Akre's Nowruz made me feel truly alive. It's not just a celebration centered around a flicker in time, but a series of connective actions — with each other, a common heritage, and the rhythms of the planet. Take khaneh tekani (shaking of the house), for instance: this thorough spring cleaning is more than domestic tidying; it's a symbolic sweeping away of the prior year's misfortunes to welcome fresh blessings. Tables in Akre contain deliberately chosen items like sabzeh (sprouted lentils or wheat) to symbolize rebirth, directly connecting with the land and its life-giving properties. Nowruz festivities can last up to two weeks, with locals visiting family, elders, and friends, reinforcing bonds that fleeting Western New Year's Eve parties simply don't demand. This deep connection is felt keenly by the 300 million people across the globe who celebrate Nowruz, from the Balkans to the Middle East.






Nowruz dates back over three thousand years to the Zoroastrian legends of ancient Persian kings and the primordial triumph of light over darkness. Its predecessor might have been Akitu, the ancient Babylonian New Year festival, also celebrated at the spring (vernal) equinox. For the agrarian societies of ancient Mesopotamia, this astronomical event signaled the vital start of the planting season — a time crucial for their sustenance and survival.
The seemingly endless river of torches flowing up the mountainside felt weightier than the ephemeral bursts of fireworks above. The snaking procession of thousands of torches wasn’t just for show; their fire felt elemental, blazing with nature’s greatest renewer — burning away the old and stale, and warmly (or rather hotly) welcoming what awaits. As the last torchbearer reached the summit, a bombastic firework finale erupt over Akre. A shared gasp of wonder rose from thousands of us below as the light brilliantly banished the night sky.
Between the fire torches and fireworks, Nowruz in Akre felt like a vibrant dialogue between the ancient and the contemporary. Here, a timeless, millennia-old torch-bearing ritual seamlessly joined forces with the most modern of fireworks. This experience made me reflect on my own attempts to connect with the past through Western celebrations like Martin Luther King Jr. Day or religious ones such as Passover, Hanukkah, and Sukkot. Compared to Nowruz, these often feel more like calendared reminders than an integrated, ongoing story.

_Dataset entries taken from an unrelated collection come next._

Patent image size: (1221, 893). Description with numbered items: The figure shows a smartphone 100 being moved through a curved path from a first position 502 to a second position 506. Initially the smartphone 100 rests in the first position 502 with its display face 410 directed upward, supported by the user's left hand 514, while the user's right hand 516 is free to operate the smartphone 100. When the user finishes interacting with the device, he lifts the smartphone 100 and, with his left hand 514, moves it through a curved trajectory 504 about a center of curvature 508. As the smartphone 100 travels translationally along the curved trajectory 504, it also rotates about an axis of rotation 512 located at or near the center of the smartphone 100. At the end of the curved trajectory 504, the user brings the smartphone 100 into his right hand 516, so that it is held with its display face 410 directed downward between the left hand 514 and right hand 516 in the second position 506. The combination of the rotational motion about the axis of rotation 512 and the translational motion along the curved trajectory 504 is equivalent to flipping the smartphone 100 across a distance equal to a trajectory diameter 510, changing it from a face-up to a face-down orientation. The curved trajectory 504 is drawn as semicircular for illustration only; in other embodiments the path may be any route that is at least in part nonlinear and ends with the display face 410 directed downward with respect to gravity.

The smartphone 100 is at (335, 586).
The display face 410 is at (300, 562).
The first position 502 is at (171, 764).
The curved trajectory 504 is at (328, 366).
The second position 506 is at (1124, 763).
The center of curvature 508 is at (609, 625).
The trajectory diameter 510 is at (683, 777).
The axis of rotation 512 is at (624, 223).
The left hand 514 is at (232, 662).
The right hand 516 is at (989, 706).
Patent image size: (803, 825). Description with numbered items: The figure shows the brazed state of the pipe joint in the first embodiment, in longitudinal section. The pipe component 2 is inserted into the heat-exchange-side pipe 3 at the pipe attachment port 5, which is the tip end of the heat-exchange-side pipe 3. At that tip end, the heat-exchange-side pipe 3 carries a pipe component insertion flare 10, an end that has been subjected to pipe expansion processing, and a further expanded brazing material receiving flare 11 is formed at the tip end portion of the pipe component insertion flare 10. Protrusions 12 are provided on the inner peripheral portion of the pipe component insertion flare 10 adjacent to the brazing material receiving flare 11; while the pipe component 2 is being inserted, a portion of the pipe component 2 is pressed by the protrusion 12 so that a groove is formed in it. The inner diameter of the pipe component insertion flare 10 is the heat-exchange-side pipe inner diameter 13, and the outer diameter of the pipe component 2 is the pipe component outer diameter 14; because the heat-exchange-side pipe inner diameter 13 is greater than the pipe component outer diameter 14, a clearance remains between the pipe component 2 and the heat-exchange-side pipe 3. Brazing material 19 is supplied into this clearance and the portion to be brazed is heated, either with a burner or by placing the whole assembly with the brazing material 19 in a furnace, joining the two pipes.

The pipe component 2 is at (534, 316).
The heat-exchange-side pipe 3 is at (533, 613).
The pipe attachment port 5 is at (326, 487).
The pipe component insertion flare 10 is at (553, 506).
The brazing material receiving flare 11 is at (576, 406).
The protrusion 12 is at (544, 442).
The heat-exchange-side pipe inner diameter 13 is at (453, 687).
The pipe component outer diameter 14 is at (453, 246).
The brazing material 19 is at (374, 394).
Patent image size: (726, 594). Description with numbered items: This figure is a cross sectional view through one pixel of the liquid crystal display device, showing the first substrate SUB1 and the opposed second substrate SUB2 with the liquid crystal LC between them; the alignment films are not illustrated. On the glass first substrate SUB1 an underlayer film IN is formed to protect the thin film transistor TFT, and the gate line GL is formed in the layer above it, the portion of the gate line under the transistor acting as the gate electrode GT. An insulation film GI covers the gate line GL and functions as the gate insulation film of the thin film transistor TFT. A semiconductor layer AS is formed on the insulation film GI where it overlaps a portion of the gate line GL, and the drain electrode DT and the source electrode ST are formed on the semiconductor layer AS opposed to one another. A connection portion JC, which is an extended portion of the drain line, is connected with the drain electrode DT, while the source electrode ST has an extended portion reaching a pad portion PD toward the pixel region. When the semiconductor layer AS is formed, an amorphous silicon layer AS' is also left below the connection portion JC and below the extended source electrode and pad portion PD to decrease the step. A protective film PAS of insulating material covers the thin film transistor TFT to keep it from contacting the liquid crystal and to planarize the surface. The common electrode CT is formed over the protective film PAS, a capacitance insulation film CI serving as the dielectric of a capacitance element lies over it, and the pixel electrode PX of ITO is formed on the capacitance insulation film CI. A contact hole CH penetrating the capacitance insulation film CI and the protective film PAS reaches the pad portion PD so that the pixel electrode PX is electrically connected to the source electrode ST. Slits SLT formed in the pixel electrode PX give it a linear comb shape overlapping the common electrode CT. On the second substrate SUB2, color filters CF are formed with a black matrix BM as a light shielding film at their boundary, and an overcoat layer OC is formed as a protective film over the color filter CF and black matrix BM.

In Akre, on March 20, the past wasn't a mere reenactment; it was a living foundation upon which the present unfolds and the future is built.
In Iraq, a country infamous for its instability, the world surprisingly felt in balance for a moment: equal parts night and day, longing and hope, tradition and modernity. I came to understand that the equinox is more than an astronomical event; it is a reminder that even in a world of constant upheavel, a fundamental order endures. This sense of balance, I felt, was the true essence of Nowruz.